Member of the Maine House of Representatives from the 81st district
- Incumbent
- Assumed office December 2, 2020
- Preceded by: Craig Hickman

Personal details
- Born: Tavis Rock Hasenfus Augusta, Maine, U.S.
- Party: Democratic
- Spouse: Nicole Emery
- Children: 2
- Education: University of Maine (BA, JD)

= Tavis Hasenfus =

American attorney and politician

Tavis Rock Hasenfus is an American attorney and politician serving as a member of the Maine House of Representatives from the 81st district. He assumed office on December 2, 2020.

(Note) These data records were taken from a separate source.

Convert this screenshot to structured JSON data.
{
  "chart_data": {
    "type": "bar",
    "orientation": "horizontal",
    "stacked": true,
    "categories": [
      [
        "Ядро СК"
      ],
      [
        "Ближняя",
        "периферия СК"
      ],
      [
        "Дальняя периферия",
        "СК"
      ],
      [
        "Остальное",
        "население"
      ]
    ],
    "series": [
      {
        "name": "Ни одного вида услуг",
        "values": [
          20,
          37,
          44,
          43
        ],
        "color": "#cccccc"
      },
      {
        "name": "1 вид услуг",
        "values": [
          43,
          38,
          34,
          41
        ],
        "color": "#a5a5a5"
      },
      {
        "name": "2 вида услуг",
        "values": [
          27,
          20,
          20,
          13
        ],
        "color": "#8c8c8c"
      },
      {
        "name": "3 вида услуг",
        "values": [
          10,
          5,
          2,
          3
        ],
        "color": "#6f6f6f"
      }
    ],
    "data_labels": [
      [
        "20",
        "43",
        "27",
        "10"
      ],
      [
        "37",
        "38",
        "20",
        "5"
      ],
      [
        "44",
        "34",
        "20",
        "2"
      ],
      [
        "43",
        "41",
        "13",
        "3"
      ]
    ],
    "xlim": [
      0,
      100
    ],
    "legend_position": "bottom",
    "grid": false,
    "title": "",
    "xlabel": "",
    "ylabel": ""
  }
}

== Early life and education ==
Hasenfus was born in Augusta, Maine and raised in Winthrop. After graduating from Winthrop High School in 2006. He earned a Bachelor of Arts degree in philosophy from the University of Maine and a Juris Doctor from the University of Maine School of Law.

== Career ==
Hasenfus served as an intern in the Kennebec County, Maine District Attorney's Office. He has since worked as an attorney at Levey, Wagley, Putman & Eccher. He was elected to the Maine House of Representatives in November 2020 and assumed office the following month. He is also a member of the Winthrop Lakes Region Chamber of Commerce and Winthrop Recreation Committee.